Le projet de décret qui reprend les préconisations du rapport a été soumis au conseil d’Etat et présenté lors des Rencontres de Nice de juin 2011. Le ministre de l’Intérieur a souhaité une concertation approfondie sur ce texte.
Parallèlement, la commission consultative des polices municipales a été relancée en septembre sous la présidence de Christian Estrosi, député-maire de Nice.
Le ministre a donné à cette commission la mission de relire, voire d’amender ce décret, notamment sur les questions liées à l’armement et sur la nécessité d’un volet social. Le projet de décret est prêt. Il sera sans doute discuté au prochain Congrès des maires de novembre 2011 et pourrait donc être publié en fin d’année ou début 2012.

Ce texte annonce une nouvelle génération de conventions de coordination. Les anciennes n’ont-elles donc pas fonctionné ?

Souvent ces conventions n’ont fait que recopier la convention type, sans aucune personnalisation locale. On a voulu faire du chiffre et c’est ainsi qu’il en existe près de 1800. Mais ces conventions avaient aussi un caractère obligatoire, notamment pour armer les policiers municipaux. Leur contenu était souvent très formel, sans intérêt, et péchait par un contenu médiocre, sauf dans quelques rares exemples.

Pourtant vous les maintenez tout en créant de profondes modifications…

Les supprimer aurait nécessité une évolution législative. Nous conservons donc ces conventions, mais nous en créons une nouvelle qui interviendra lors des renouvellements. La méthode est désormais très différente.
Ces nouvelles conventions seront sélectives – réservées à quelques dizaines d’agglomérations -, limitées dans le temps, basées sur le volontariat des maires, avec un contenu qui sera adapté à la réalisation d’un diagnostic de sécurité local. C’est à partir de cette analyse fine et précise que les missions de la PM pourront être définies et que la coopération avec les forces de sécurité de l’Etat pourra être formalisée.

En quoi cette coordination des polices est-elle urgente ?

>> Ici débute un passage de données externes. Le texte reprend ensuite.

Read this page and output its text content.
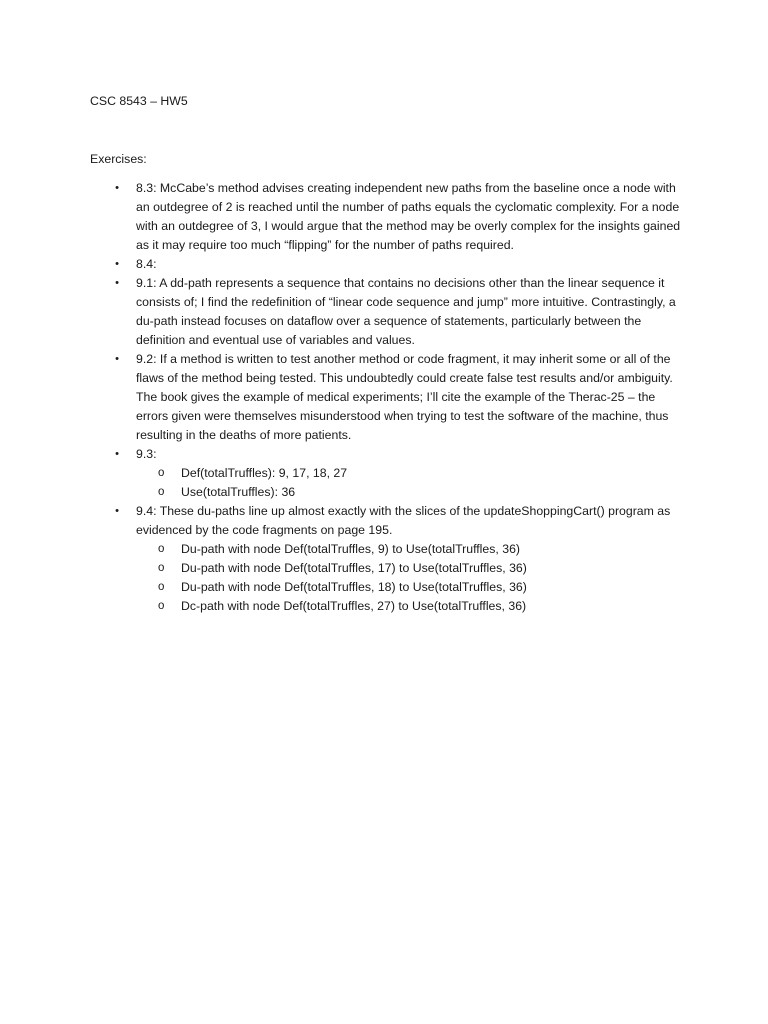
CSC 8543 – HW5
Exercises:
• 8.3: McCabe’s method advises creating independent new paths from the baseline once a node with an outdegree of 2 is reached until the number of paths equals the cyclomatic complexity. For a node with an outdegree of 3, I would argue that the method may be overly complex for the insights gained as it may require too much “flipping” for the number of paths required.
• 8.4:
• 9.1: A dd-path represents a sequence that contains no decisions other than the linear sequence it consists of; I find the redefinition of “linear code sequence and jump” more intuitive. Contrastingly, a du-path instead focuses on dataflow over a sequence of statements, particularly between the definition and eventual use of variables and values.
• 9.2: If a method is written to test another method or code fragment, it may inherit some or all of the flaws of the method being tested. This undoubtedly could create false test results and/or ambiguity. The book gives the example of medical experiments; I’ll cite the example of the Therac-25 – the errors given were themselves misunderstood when trying to test the software of the machine, thus resulting in the deaths of more patients.
• 9.3:
o Def(totalTruffles): 9, 17, 18, 27
o Use(totalTruffles): 36
• 9.4: These du-paths line up almost exactly with the slices of the updateShoppingCart() program as evidenced by the code fragments on page 195.
o Du-path with node Def(totalTruffles, 9) to Use(totalTruffles, 36)
o Du-path with node Def(totalTruffles, 17) to Use(totalTruffles, 36)
o Du-path with node Def(totalTruffles, 18) to Use(totalTruffles, 36)
o Dc-path with node Def(totalTruffles, 27) to Use(totalTruffles, 36)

La PM est devenue la troisième force de sécurité, mais ses missions ont évolué, la société est de plus en plus violente, la population et les élus sont de plus en plus exigeants envers leurs polices. Elles sont souvent prises entre différents débats sur la doctrine d’emploi, sur les moyens, sur les transferts de charges de l’Etat sur les collectivités. C’est pourquoi la coordination et la coopération entre forces de sécurité sont indispensables. Mais il faut pour cela une volonté commune d’aboutir.

Le projet de décret vous satisfait-il ?

À mon avis, le projet de décret n’est pas suffisamment précis sur le diagnostic de sécurité. Je dis aux policiers municipaux : passez le message à vos maires pour être exigeants sur ces diagnostics. S’il est précis, la répartition des missions sera plus aisée.
Ce diagnostic doit apporter une analyse globale de la sécurité, des missions qui incombent aux PM et aux forces nationales, des dispositifs de gouvernance et des moyens techniques, notamment de communication pour réussir cette coopération.
Aurélie Fouquet, qui était armée, a été tuée d’abord pour un manque de coordination et d’échanges d’information avec la police nationale.

Et la question de l’armement ?

La question de l’armement est totalement liée aux missions de la PM. Si les missions prévoient que cette police est exposée dans des cités sensibles ou par un travail de nuit, alors elle peut être armée. S’il n’y a pas d’exposition aux risques, la question de l’armement ne se pose pas.
C’est vrai, le débat s’est cristallisé ; des élus et des policiers veulent des armes, certains, comme le député Jean-Jacques Urvoas (PS, ndlr) veulent au contraire désarmer ces polices. Le raisonnement doit être simple : les missions avant les moyens !

Quel message souhaiteriez-vous laisser avec votre rapport ?

La PM est une police territoriale à la main des maires. Toute évolution doit donc passer par les maires. Pour faire évoluer ce cadre, il faut sans doute améliorer l’existant : la loi de 99 et la Loppsi 1 et 2 suffisent, sans qu’il soit nécessaire d’adopter un statut dérogatoire à la fonction publique.
Sur ce point, les élus qui ont vu les dérives que cela entraînait avec les sapeurs-pompiers sont d’accords. À défaut de révolution, il faut d’abord apporter des réponses précises et techniques pour améliorer la coopération, mais sans bouleverser l’équilibre des institutions.